From the sounds of your prior post, I think you know this in your heart! I think you should either just build each of your components with ECSS, using only variables to make tweaks to your components for each project e.g.:

$card-primary-color: XXXX
$card-secondary-color: XXXX
$card-padding-standard: XXXX
$card-padding-half: XXXX
$card-shadow-height: XXXX
$card-shadow-color: XXXX

Or get used to doing it all at a template level as in the ACSS approach.

Personally, a bunch of mixins to define possibilities is just over-engineering but ultimately it needs to be whatever reduces cognitive load for you. :)

badlydrawnrob commented 7 years ago

Hi @benfrain ... apologies for the late response, it's been in the back of my mind but haven't had the chance to take a look at it until now!

I think you're right.
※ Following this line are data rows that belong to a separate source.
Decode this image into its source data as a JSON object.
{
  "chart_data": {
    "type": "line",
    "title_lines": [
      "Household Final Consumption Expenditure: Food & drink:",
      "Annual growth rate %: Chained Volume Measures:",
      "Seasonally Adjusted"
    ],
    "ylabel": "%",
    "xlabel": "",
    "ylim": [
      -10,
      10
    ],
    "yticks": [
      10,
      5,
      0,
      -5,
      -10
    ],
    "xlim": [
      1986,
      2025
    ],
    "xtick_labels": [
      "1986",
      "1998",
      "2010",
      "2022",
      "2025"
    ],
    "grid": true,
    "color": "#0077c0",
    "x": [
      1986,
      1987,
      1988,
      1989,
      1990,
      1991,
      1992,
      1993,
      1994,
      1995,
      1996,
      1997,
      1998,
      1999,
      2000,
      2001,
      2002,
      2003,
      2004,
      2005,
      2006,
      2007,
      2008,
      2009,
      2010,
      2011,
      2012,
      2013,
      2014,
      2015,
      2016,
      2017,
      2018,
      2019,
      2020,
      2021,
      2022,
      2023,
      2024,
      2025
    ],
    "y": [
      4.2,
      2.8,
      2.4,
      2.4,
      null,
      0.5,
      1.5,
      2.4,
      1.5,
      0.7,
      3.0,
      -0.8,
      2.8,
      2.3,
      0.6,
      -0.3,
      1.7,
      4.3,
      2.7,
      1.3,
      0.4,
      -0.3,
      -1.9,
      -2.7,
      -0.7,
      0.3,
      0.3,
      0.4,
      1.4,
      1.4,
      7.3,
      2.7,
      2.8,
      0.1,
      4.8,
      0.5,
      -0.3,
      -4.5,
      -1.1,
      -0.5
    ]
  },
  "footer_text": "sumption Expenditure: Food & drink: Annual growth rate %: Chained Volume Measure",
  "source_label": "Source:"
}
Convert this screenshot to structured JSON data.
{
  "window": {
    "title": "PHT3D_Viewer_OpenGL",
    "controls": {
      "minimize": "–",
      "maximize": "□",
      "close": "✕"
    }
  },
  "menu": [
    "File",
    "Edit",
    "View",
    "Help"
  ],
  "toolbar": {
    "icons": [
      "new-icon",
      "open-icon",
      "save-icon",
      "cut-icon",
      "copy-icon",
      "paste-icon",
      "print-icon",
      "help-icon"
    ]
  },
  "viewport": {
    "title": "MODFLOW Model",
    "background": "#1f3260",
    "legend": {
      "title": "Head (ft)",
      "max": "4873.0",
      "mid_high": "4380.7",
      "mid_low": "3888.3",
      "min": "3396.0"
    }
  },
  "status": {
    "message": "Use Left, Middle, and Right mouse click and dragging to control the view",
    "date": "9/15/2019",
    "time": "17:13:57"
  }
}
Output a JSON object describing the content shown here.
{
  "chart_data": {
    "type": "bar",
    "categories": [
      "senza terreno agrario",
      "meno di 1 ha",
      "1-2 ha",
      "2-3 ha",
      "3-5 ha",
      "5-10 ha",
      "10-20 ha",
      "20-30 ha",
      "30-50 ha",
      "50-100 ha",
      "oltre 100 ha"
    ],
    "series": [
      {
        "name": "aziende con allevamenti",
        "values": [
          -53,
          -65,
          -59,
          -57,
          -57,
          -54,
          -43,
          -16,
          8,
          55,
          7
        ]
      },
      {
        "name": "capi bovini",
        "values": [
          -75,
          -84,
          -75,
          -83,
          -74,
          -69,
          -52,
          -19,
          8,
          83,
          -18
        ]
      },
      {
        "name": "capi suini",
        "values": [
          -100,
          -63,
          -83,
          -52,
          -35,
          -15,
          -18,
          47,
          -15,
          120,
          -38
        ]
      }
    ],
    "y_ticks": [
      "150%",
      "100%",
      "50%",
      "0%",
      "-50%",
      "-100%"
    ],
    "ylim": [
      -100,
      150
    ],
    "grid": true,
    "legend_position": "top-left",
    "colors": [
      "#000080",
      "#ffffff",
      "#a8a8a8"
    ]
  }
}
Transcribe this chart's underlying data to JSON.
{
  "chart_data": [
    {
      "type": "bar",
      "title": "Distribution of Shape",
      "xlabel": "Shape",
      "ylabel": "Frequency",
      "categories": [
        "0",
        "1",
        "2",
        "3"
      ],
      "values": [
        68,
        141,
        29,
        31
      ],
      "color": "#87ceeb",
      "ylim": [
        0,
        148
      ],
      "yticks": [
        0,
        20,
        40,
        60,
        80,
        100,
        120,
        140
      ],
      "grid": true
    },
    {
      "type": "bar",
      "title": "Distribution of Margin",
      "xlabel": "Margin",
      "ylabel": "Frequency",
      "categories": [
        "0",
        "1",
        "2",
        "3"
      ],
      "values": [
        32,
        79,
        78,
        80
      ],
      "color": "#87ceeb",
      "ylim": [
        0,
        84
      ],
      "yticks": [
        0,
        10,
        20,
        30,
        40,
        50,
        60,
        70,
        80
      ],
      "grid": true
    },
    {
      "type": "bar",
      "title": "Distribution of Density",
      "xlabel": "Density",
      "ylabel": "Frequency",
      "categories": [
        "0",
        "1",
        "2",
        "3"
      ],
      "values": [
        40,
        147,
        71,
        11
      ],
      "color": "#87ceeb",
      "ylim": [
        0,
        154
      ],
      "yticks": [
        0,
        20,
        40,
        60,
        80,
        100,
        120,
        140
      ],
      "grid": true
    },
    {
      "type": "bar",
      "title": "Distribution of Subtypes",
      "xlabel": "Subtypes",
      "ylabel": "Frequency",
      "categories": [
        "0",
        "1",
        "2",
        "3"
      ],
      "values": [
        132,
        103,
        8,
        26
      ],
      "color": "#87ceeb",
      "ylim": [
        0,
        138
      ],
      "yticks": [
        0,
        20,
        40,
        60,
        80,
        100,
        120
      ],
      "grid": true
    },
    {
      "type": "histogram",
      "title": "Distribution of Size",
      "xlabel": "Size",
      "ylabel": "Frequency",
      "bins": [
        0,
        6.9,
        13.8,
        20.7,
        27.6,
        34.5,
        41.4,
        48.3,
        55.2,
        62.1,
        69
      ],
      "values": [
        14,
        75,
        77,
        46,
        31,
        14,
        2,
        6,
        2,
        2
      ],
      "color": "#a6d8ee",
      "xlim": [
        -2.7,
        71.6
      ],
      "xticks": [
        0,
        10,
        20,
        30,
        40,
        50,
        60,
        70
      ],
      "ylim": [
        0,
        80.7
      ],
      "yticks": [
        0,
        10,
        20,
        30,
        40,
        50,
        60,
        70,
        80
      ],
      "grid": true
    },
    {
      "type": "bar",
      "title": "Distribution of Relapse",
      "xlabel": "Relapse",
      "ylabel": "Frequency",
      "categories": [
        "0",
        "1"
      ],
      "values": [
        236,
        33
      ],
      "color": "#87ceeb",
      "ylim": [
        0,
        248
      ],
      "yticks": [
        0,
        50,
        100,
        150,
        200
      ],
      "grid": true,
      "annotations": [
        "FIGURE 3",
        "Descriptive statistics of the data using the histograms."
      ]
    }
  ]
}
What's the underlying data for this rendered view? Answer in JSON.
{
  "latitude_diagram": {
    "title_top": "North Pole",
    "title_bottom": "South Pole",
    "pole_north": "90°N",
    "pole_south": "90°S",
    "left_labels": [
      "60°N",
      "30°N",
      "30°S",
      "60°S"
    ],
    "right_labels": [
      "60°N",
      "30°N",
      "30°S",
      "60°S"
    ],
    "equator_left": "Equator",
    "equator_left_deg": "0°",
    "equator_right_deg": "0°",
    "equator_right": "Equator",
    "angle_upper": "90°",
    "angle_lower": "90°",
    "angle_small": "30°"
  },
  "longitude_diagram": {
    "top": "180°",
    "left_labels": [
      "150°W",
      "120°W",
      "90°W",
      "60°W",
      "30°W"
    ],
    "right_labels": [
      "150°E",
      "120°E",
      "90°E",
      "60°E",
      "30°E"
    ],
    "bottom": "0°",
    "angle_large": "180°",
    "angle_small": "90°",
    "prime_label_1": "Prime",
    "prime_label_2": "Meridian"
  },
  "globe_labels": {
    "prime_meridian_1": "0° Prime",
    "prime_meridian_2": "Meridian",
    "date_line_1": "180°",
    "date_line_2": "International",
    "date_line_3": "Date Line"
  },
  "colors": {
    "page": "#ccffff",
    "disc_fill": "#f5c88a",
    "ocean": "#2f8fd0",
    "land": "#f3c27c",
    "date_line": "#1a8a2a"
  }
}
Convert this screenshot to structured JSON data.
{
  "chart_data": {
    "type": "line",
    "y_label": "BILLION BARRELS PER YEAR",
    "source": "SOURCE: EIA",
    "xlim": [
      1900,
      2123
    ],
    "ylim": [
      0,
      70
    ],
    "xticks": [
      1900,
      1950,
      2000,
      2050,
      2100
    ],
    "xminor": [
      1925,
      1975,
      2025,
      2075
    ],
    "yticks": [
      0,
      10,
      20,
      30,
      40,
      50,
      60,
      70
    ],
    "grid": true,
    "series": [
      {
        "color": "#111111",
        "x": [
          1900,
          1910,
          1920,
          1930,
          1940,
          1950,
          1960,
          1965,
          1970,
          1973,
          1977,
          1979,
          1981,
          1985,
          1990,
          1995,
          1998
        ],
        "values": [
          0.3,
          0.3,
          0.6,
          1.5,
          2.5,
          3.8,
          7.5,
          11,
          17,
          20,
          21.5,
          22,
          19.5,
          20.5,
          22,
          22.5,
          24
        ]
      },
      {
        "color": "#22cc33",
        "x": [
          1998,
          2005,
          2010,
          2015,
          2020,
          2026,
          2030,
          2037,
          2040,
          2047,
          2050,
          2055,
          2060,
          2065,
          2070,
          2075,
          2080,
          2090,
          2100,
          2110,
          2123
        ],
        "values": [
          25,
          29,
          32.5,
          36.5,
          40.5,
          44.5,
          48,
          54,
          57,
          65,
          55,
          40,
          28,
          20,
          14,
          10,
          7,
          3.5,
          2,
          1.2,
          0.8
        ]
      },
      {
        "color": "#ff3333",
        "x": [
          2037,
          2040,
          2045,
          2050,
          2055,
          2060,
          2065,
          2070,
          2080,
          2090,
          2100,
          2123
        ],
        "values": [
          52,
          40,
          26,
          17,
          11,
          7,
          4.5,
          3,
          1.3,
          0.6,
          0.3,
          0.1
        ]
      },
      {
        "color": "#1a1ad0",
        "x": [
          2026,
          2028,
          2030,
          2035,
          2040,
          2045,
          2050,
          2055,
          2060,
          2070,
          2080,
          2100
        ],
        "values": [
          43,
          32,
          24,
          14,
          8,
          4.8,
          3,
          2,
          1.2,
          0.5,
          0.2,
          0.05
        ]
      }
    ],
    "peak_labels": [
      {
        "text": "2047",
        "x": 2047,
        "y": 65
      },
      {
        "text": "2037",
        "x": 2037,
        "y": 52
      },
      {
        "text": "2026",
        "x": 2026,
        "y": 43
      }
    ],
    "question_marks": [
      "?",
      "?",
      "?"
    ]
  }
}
I've been thinking that it's highly possible to use code snippets, or gists, as a way to get the benefit of mixins (a single, updateable source for components), while sticking to the ECSS style.

I also think I'm going to go about this in a much more agile way, as I'm learning a bunch of stuff in tandem (Python, Rest, Elm), so building only what I need is going to reduce the load.